The speaker of the UK House of Commons, Michael Martin, Thursday night invoked the Parliament Act, overriding the opposition of the House of Lords and bringing to an end almost 700 years of foxhunting in England and Wales.
The total ban on foxhunts will be enforced from Feb. 18 next year. Prime Minister Tony Blair conceded that, bar a last-minute challenge in the courts, his efforts to delay the act until after the general election had failed. There are 318 registered hound packs in England and Wales, including 184 foxhound packs and 20 harrier packs. Around 8,000 jobs depend on hunting, while 15,000 to 16,000 people, such as hoteliers, could also be affected by the ban.
PHOTO: EPA
The government and police forces around the country must now brace themselves for the possibility of unrest over the next three months.
Hunt supporters have vowed to launch the most expansive campaign of civil disobedience ever seen over a parliamentary prohibition.
Thursday in parliament was marked by political manoeuvring by both pro- and anti-hunters as they sought to cast their opponents as the true enemies of compromise and reason.
The government made a final attempt Thursday morning to reach a compromise, tabling a delay until July 2006 or 2007 that it said would give hunts time to adjust to their closure. But the move sparked suspicion on Labour backbenches that the government was trying to scupper the ban.
The Speaker was bombarded by questions from confused members of parliament (MPs) and at one point suspended the sitting for 40 minutes. But Alun Michael, the rural affairs minister, and the whips gradually persuaded backbench MPs to vote to offer the compromise to peers one more time.

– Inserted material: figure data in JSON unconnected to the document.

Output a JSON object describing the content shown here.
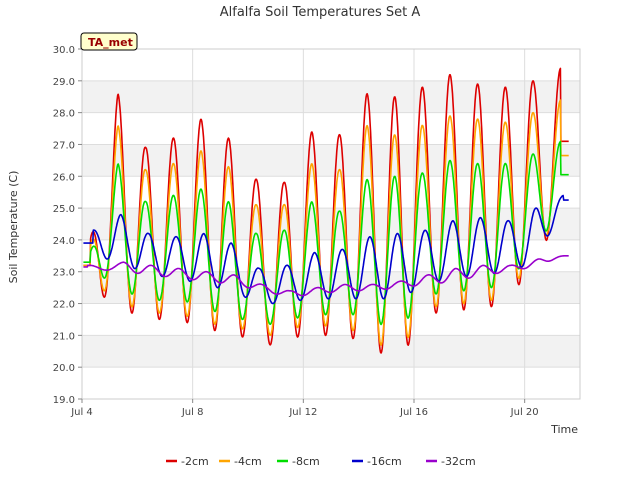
{
  "chart_data": {
    "type": "line",
    "title": "Alfalfa Soil Temperatures Set A",
    "xlabel": "Time",
    "ylabel": "Soil Temperature (C)",
    "ylim": [
      19.0,
      30.0
    ],
    "xlim": [
      4.0,
      22.0
    ],
    "x_ticks": [
      {
        "x": 4,
        "label": "Jul 4"
      },
      {
        "x": 8,
        "label": "Jul 8"
      },
      {
        "x": 12,
        "label": "Jul 12"
      },
      {
        "x": 16,
        "label": "Jul 16"
      },
      {
        "x": 20,
        "label": "Jul 20"
      }
    ],
    "y_ticks": [
      "19.0",
      "20.0",
      "21.0",
      "22.0",
      "23.0",
      "24.0",
      "25.0",
      "26.0",
      "27.0",
      "28.0",
      "29.0",
      "30.0"
    ],
    "grid": true,
    "background_bands": true,
    "legend": {
      "placement": "bottom-center"
    },
    "badge": {
      "label": "TA_met",
      "bg": "#ffffcc",
      "fg": "#990000"
    },
    "series": [
      {
        "name": "-2cm",
        "color": "#dd0000",
        "days": [
          4.3,
          5.3,
          6.3,
          7.3,
          8.3,
          9.3,
          10.3,
          11.3,
          12.3,
          13.3,
          14.3,
          15.3,
          16.3,
          17.3,
          18.3,
          19.3,
          20.3,
          21.3
        ],
        "max": [
          24.0,
          28.6,
          26.9,
          27.2,
          27.8,
          27.2,
          25.9,
          25.8,
          27.4,
          27.3,
          28.6,
          28.5,
          28.8,
          29.2,
          28.9,
          28.8,
          29.0,
          29.4
        ],
        "min": [
          22.4,
          22.0,
          21.4,
          21.6,
          21.2,
          21.1,
          20.8,
          20.6,
          21.3,
          20.7,
          21.1,
          19.8,
          21.6,
          21.8,
          21.8,
          22.0,
          23.2,
          24.8
        ]
      },
      {
        "name": "-4cm",
        "color": "#ffa500",
        "days": [
          4.3,
          5.3,
          6.3,
          7.3,
          8.3,
          9.3,
          10.3,
          11.3,
          12.3,
          13.3,
          14.3,
          15.3,
          16.3,
          17.3,
          18.3,
          19.3,
          20.3,
          21.3
        ],
        "max": [
          23.8,
          27.6,
          26.2,
          26.4,
          26.8,
          26.3,
          25.1,
          25.1,
          26.4,
          26.2,
          27.6,
          27.3,
          27.6,
          27.9,
          27.8,
          27.7,
          28.0,
          28.4
        ],
        "min": [
          22.6,
          22.2,
          21.6,
          21.8,
          21.4,
          21.3,
          21.1,
          20.9,
          21.6,
          21.0,
          21.3,
          20.1,
          21.8,
          22.0,
          22.0,
          22.2,
          23.4,
          24.9
        ]
      },
      {
        "name": "-8cm",
        "color": "#00dd00",
        "days": [
          4.3,
          5.3,
          6.3,
          7.3,
          8.3,
          9.3,
          10.3,
          11.3,
          12.3,
          13.3,
          14.3,
          15.3,
          16.3,
          17.3,
          18.3,
          19.3,
          20.3,
          21.3
        ],
        "max": [
          23.6,
          26.4,
          25.2,
          25.4,
          25.6,
          25.2,
          24.2,
          24.3,
          25.2,
          24.9,
          25.9,
          26.0,
          26.1,
          26.5,
          26.4,
          26.4,
          26.7,
          27.1
        ],
        "min": [
          23.0,
          22.6,
          22.0,
          22.2,
          21.9,
          21.6,
          21.4,
          21.3,
          21.8,
          21.5,
          21.8,
          20.9,
          22.2,
          22.4,
          22.4,
          22.6,
          23.6,
          25.0
        ]
      },
      {
        "name": "-16cm",
        "color": "#0000cc",
        "days": [
          4.4,
          5.4,
          6.4,
          7.4,
          8.4,
          9.4,
          10.4,
          11.4,
          12.4,
          13.4,
          14.4,
          15.4,
          16.4,
          17.4,
          18.4,
          19.4,
          20.4,
          21.4
        ],
        "max": [
          24.3,
          24.8,
          24.2,
          24.1,
          24.2,
          23.9,
          23.1,
          23.2,
          23.6,
          23.7,
          24.1,
          24.2,
          24.3,
          24.6,
          24.7,
          24.6,
          25.0,
          25.4
        ],
        "min": [
          23.5,
          23.3,
          22.9,
          22.8,
          22.6,
          22.4,
          22.0,
          22.0,
          22.2,
          22.1,
          22.2,
          22.1,
          22.6,
          22.8,
          22.9,
          23.0,
          23.3,
          25.1
        ]
      },
      {
        "name": "-32cm",
        "color": "#9900cc",
        "days": [
          4.2,
          5.5,
          6.5,
          7.5,
          8.5,
          9.5,
          10.5,
          11.5,
          12.5,
          13.5,
          14.5,
          15.5,
          16.5,
          17.5,
          18.5,
          19.5,
          20.5,
          21.4
        ],
        "max": [
          23.2,
          23.3,
          23.2,
          23.1,
          23.0,
          22.9,
          22.6,
          22.4,
          22.5,
          22.6,
          22.6,
          22.7,
          22.9,
          23.1,
          23.2,
          23.2,
          23.4,
          23.5
        ],
        "min": [
          23.1,
          23.0,
          22.9,
          22.8,
          22.7,
          22.6,
          22.4,
          22.2,
          22.3,
          22.4,
          22.4,
          22.5,
          22.6,
          22.7,
          22.9,
          23.0,
          23.2,
          23.5
        ]
      }
    ]
  }
}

By a majority of 151, the MPs agreed to delay the implementation for the bill to July 2006, but rejected the government's preferred option of 2007. Within hours, the Lords, albeit by the surprisingly narrow margin of 153 to 114, voted to reject the 18-month delay, leaving the Speaker with no alternative but to invoke the Parliament Act to override the peers' objections.
Blair, facing hunt protests at a dinner with the Queen and French President Jacques Chirac said the issue would now go to the courts. He claimed Thursday that "probably, despite the very passionate views on either side of this debate, the majority of people would have preferred to have seen a compromise accepted."
In increasingly bitter Commons exchanges, foreshadowing a wider battle in the fields and the courts, Michael accused the anti-hunt peers and the Countryside Alliance protesters of behaving "like turkeys voting for Christmas."